Cette compilation de travaux thématiques sur la première modernité britannique et sa façon d’appréhender les catastrophes a largement fait travailler mes neurones et j’ai beaucoup aimé cette stimulation néanmoins accessible.
Au long de quatre parties thématiques, les contributeurs de cet ouvrage ont proposé une étude de l’usage que la littérature anglaise de la première modernité a faite de la catastrophe. Le premier temps traite de l’interprétation religieuse de la catastrophe; le second des mécanismes de rationalisation du XVII° siècle. Dans le troisième volet, on se penche sur les voyages scientifiques et l’expansion, coloniale et commerciale, avant de finir sur un temps passionnant qui traite de la catastrophe comme un objet esthétique.
Dans chacun de ces articles, qui brille par sa clarté et la richesse de ses sources, un aspect de la question est abordé à travers des textes classiques, plus ou moins connus du grand public.
Évidemment, il est plus simple de suivre l’article consacré à la Tempête de Shakespeare ou de la prise en compte des catastrophes dans les différentes mises en scène de Macbeth parce qu’on a lu l’oeuvre, mais grâce à de larges citations et à des explications particulièrement claires, je n’ai pas ressenti non plus de difficultés particulières sur des textes que je connaissais moins.
J’ai même pris un net plaisir à entrer de plain pied dans l’univers des boadside ballades, ces textes publiés sous forme de feuillets, souvent chantés, et qui reprennent largement les phénomènes naturels touchant Londres ou Cork.
Car l’enjeu est là. Bien avant la création de la météorologie au sens moderne et des débats sur le dérèglement climatique, l’Homme a été confronté à des catastrophes naturelles, des événements exceptionnels ou extrêmes.

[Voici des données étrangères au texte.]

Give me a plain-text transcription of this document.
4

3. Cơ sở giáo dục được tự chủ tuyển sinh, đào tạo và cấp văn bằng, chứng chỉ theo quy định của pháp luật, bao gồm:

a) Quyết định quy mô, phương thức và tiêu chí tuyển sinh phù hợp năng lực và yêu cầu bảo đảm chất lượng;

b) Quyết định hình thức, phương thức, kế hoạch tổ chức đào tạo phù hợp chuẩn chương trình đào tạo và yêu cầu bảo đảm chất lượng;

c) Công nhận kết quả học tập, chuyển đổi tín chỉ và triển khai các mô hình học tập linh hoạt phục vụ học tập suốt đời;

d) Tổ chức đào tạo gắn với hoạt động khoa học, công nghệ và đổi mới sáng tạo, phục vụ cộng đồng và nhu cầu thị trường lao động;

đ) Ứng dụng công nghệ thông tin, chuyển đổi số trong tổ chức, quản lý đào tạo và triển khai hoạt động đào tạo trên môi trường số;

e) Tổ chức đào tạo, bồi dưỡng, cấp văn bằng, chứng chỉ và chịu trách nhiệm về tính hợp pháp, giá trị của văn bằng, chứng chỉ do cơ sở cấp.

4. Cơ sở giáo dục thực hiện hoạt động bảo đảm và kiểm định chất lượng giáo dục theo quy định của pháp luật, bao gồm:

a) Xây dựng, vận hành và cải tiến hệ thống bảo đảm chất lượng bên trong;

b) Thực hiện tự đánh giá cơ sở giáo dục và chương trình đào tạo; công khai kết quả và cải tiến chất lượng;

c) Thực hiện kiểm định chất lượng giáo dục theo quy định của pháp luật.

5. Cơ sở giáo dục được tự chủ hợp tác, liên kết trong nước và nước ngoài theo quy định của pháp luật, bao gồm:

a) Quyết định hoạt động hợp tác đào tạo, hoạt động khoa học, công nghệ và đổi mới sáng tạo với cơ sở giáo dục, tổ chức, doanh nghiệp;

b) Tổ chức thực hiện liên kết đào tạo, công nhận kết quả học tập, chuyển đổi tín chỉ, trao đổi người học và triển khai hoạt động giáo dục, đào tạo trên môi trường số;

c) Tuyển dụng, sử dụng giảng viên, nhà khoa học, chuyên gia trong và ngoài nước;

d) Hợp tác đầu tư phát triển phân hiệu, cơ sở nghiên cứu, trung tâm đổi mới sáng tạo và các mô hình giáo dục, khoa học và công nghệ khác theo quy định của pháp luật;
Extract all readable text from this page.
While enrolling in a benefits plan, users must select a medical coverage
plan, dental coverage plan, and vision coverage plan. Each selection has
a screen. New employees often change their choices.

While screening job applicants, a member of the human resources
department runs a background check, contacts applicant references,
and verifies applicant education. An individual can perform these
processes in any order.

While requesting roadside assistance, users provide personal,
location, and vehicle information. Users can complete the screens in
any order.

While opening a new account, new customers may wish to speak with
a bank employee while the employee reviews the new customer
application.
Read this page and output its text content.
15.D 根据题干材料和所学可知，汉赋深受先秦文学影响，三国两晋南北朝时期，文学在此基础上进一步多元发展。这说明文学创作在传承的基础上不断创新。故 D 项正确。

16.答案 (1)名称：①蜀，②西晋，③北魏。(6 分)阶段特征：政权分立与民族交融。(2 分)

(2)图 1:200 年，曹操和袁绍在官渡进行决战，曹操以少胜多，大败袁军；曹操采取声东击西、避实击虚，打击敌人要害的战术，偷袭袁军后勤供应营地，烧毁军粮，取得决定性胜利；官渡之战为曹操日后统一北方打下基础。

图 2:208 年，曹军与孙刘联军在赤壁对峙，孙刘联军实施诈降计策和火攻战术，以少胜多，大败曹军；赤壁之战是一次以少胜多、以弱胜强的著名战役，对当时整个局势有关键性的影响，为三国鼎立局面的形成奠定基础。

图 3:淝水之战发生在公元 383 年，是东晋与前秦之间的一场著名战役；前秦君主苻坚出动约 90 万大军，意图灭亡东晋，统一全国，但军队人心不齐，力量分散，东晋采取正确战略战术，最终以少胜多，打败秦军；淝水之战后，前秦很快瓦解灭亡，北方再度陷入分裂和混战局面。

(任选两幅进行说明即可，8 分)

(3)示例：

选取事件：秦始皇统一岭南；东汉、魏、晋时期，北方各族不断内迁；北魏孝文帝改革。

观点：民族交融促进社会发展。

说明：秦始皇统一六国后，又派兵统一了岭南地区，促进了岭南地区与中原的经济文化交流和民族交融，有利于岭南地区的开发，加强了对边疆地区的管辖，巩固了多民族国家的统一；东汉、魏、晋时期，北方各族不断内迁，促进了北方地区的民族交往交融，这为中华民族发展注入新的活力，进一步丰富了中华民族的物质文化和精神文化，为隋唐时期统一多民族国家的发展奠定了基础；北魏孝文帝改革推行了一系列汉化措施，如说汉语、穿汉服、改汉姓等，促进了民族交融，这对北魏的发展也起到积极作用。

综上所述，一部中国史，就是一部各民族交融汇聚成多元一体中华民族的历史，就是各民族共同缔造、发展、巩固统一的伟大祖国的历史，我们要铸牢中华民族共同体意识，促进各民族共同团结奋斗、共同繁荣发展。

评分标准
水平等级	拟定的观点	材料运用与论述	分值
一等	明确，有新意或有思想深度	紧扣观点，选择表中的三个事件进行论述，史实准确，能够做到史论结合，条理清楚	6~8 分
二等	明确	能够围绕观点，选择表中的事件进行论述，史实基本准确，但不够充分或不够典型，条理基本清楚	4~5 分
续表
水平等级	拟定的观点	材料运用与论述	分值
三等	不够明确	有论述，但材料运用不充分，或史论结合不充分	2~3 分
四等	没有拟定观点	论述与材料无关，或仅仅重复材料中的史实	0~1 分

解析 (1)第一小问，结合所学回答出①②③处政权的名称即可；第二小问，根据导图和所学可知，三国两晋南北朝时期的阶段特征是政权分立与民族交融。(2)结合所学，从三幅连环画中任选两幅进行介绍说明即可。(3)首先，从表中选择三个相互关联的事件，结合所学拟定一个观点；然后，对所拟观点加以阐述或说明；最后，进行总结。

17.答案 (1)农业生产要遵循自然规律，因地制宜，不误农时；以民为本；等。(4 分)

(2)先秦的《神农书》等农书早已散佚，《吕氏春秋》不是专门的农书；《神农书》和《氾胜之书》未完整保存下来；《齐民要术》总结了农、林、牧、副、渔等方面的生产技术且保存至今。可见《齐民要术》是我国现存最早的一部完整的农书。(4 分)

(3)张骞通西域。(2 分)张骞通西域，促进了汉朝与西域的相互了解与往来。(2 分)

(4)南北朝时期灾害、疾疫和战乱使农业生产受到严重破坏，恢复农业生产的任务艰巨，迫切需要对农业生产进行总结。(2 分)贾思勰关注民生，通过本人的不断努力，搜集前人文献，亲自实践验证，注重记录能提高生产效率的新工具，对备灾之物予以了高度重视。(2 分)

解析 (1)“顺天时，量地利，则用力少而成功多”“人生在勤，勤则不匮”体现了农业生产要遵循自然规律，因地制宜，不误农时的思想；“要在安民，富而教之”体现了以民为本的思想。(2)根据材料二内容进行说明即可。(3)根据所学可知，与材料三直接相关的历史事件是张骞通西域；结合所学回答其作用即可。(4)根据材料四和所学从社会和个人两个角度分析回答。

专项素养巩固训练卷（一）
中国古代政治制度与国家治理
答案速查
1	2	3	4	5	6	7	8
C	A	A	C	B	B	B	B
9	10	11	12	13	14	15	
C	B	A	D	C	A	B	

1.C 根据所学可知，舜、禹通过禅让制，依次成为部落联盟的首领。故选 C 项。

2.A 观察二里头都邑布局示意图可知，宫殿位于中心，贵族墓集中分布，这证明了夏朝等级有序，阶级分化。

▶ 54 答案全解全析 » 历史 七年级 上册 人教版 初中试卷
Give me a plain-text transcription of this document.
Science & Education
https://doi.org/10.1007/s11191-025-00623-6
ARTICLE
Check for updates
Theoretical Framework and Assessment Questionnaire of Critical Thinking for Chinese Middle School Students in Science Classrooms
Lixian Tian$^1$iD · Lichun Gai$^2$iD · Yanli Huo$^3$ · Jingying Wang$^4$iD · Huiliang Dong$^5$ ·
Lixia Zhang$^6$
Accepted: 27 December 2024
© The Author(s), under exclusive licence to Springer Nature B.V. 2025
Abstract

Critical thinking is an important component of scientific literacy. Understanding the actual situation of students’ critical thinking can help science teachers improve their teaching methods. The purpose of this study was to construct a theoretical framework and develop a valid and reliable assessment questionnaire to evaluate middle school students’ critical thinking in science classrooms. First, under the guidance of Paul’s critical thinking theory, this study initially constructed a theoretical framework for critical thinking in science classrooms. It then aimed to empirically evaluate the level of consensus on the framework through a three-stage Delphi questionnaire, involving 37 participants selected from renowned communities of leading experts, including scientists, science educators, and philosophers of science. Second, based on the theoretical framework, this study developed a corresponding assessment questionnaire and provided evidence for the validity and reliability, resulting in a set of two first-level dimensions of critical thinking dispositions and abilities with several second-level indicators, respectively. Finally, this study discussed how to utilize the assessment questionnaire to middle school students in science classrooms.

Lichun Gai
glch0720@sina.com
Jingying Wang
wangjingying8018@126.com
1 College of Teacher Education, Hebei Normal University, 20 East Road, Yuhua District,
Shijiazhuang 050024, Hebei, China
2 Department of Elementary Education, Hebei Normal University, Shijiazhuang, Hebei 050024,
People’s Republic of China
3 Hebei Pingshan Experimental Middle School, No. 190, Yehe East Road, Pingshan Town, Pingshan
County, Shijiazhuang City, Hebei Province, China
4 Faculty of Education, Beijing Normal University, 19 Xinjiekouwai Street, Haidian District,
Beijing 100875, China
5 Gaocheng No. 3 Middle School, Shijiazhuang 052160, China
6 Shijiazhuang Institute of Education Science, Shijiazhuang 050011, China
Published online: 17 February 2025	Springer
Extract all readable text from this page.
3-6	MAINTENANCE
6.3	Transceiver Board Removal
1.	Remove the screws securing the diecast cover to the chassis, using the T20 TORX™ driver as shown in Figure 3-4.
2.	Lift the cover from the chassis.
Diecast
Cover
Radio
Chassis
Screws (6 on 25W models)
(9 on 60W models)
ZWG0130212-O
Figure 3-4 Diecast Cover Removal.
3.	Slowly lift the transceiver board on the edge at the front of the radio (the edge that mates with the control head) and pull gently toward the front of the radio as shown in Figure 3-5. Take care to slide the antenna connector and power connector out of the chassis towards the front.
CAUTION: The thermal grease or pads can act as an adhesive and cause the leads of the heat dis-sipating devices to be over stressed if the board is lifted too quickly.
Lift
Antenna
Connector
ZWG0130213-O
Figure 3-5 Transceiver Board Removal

Si au départ de la période étudiée, on y voit surtout un châtiment divin, et le rappel de l’omnipotence de Dieu, capable de détruire et de sauver, l’évolution religieuse du royaume fait de plus en plus la part belle à la responsabilité de l’Homme dans son destin et, inversement, une manifestation de la puissance des Tudor. De même que le paysan voit les signes avant-coureurs de la catastrophe et la surmonte grâce à sa connaissance et à son expérience, de même, Elizabeth I° triomphe des éléments et des obstacle. L’art sur la littérature emblémique est à cet égard simplement passionnant.
Je suis restée un peu perplexe dans la troisième partie. Il n’y est plus question de catastrophe naturelle mais des rigueurs du climat sous des latitudes différentes. Tentatives d’hivernation en Arctique ou tempête sur la route des colonies, on y voit la façon dont la rudesse environnementale apparaît comme un obstacle, mais aussi une épreuve qui renforce le mérite du colon.
Cependant, là encore, l’analyse proposée est riche et intéressante, tout autant que les annexes sur les productions des artistes que Cook emmena avec lui dans ses expéditions et leurs aquarelles, de William Hodges notamment.
Au final, c’est là un livre qui offre un regard pointu et pourtant accessible sur un temps où on commence à chercher une cause plus « scientifique » au monde que la seule volonté divine. Un temps, celui des débuts de l’anthropocène où l’attitude de l’Homme peut être vue comme impactante sur la nature qui l’entoure, … une leçon qu’il eût été bon de retenir avec plus de recul.